A commonly equally mispurposed device is the common pocket router. Often these are built using using System-on-Chip (SoC) designs that feature a whole router on a single chip, then with a few extras soldered on for flash memory and ports. Indeed, if you want a fairly insecure Operating System on your router that wasn’t built by the vendor, there’s a bunch of OSes descended from a project called OpenWRT that allow you to do just that.

Combining the two we have a fairly interesting option for dealing with signal loss due to cable attenuation. Instead of running coax to a big radio, we can use a small OpenWRT box with a USB TV stick and plug that in close to our antenna, then control and manage it over wifi, or as people saw at BSides, less favourably so via 4G. Simply install the rtlsdr package from an installed OpenWRT system and you should be good to launch it from the command line.

Of course, if you want to really get the most out of it, it’s better to try and do some processing on the router itself. In my talk I showed off my USB-powered Wifi SDR decoding ADS-B signals with Antirez’ dump1090. The installed version has MalcolmRobb’s modifications and allows me to track flights from Heathrow to Southampton and even as far as Plymouth, simply using the TV aerial on top of my house. Dump1090 is also in the OpenWRT packages list, and now even has a script to allow you to start it automatically, saving me the embarrassing job of posting my startup script. The router itself is a GL.Inet 6416A, based on the excellent AR9331 chipset. GL.Inet also make the AR150, which has slightly better wifi and costs about the same as the 6416A.

Now this might not seem that bad - it’s certainly quite useful, but things start to get very devious very quickly when you start looking at using battery powered OpenWRT devices for less savoury SDR stuff. I’m going to do some more on this at BSides Athens. In the meantime Dump1090 should hopefully keep you busy.

M.E.L.-1

MEL final toy I showed is still only a prototype. The Minimal Electronics Learner, or M.E.L.-1 is an ATTiny prototyping board that I’m working on. It’s main purpose is to provide a complete embedded kit for beginners that anyone can use and to introduce them to modifying hardware or building their own. I started work on this at the tail end of last year, and will be demoing a prototype, including building one live at BSides Manchester. The final device will allow you to do things like building a hat to shut down a Raspberry Pi, or modifying a fan to come on when it goes over a specific temperature. Or playing with chip to chip communication buses and doing devious things to them (my original plan).
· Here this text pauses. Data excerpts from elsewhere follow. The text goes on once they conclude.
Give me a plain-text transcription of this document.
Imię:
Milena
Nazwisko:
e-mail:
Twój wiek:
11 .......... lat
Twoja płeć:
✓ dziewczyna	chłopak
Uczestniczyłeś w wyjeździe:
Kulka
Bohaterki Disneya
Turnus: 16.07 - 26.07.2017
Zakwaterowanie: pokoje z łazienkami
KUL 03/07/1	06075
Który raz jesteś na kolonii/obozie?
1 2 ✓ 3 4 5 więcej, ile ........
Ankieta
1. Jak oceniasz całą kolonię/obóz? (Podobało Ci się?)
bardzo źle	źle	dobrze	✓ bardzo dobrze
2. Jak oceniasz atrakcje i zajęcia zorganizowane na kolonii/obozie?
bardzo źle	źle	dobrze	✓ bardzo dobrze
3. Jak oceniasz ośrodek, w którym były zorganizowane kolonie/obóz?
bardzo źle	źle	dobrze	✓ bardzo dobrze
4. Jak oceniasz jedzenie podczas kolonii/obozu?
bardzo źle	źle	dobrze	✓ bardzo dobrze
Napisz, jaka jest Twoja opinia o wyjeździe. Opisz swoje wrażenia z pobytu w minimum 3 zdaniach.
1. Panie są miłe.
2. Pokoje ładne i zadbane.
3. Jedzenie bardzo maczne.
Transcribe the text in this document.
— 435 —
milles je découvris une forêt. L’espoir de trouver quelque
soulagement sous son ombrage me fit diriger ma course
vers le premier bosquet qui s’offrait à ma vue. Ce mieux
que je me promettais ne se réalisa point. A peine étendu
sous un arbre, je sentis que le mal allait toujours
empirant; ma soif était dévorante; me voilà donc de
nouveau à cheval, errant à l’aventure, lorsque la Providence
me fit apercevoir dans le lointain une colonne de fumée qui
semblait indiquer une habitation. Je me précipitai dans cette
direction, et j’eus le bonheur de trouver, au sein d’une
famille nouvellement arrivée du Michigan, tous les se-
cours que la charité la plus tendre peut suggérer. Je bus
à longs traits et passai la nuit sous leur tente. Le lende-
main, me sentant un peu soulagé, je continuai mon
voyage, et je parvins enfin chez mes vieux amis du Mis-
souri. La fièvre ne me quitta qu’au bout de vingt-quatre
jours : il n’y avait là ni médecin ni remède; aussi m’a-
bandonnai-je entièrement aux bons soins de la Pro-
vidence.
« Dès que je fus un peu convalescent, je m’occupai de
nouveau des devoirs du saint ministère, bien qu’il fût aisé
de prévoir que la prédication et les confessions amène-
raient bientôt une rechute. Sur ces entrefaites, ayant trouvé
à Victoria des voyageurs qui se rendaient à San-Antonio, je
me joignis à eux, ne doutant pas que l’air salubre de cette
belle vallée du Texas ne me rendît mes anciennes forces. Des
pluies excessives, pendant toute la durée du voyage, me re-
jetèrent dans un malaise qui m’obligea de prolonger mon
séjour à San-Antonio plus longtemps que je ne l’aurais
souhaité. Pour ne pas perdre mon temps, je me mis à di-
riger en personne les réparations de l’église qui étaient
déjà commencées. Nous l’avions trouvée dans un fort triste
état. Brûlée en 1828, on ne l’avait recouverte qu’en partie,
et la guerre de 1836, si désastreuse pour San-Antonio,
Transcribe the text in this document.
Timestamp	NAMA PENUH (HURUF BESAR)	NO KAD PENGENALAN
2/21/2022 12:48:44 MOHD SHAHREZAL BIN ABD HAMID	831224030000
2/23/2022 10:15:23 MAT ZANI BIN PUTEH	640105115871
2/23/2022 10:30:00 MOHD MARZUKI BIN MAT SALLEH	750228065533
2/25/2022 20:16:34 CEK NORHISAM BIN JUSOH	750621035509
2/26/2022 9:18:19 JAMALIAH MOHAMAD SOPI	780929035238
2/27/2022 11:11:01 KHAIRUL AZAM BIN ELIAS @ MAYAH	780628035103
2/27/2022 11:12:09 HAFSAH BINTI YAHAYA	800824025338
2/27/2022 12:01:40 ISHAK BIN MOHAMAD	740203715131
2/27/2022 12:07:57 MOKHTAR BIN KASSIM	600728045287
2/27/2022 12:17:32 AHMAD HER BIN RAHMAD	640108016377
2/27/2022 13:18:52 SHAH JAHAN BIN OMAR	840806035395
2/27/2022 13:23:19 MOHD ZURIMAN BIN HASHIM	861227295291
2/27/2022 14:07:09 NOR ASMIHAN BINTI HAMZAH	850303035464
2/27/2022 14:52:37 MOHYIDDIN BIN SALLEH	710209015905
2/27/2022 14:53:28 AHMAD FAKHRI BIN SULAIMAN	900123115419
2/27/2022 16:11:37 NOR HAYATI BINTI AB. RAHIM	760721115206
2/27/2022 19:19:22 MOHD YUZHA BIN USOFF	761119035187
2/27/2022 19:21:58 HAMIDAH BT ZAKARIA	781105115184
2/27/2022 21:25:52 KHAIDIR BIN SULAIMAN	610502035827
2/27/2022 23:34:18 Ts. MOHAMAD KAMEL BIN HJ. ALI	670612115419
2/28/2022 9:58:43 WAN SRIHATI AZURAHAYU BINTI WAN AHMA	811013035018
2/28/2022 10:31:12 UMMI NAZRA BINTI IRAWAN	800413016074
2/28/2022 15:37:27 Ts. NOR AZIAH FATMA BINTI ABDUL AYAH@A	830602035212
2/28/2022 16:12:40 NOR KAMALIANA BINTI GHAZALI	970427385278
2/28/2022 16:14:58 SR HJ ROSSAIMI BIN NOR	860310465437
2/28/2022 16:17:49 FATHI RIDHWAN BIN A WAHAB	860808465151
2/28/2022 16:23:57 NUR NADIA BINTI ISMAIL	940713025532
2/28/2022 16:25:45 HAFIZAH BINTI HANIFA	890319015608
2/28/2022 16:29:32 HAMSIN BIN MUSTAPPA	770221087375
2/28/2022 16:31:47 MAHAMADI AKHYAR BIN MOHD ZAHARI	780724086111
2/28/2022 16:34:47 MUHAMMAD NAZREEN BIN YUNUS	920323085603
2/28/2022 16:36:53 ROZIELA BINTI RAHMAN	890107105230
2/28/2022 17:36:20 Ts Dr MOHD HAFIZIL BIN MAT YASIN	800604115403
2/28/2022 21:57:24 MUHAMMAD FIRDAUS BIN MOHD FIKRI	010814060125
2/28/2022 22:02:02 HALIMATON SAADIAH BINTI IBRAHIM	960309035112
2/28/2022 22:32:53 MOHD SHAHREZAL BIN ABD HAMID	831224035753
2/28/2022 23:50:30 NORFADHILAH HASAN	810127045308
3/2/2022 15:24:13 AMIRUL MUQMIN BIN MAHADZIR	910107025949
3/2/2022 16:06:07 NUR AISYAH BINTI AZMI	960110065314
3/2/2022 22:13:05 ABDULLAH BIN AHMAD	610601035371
Hopefully we’ll have this ready for 44CON and will be doing the final build as a badge, if not we’ll have something equally cool, no doubt.

Conclusions

Historically the world of hacking stuff has been largely limited to software, mostly due to a lack of low cost tool availability, or to a large amount of background knowledge being needed before you can start. With chipsets like the ESP8266 and NodeMCU, things are starting to get really interesting and really cheap at the low end. With OpenWRT and the Raspberry Pi at the high end, things are still cheap, and the age of throwaway malicious devices is almost upon us. The question is, what will you build in the time of the Internet of Wrongs?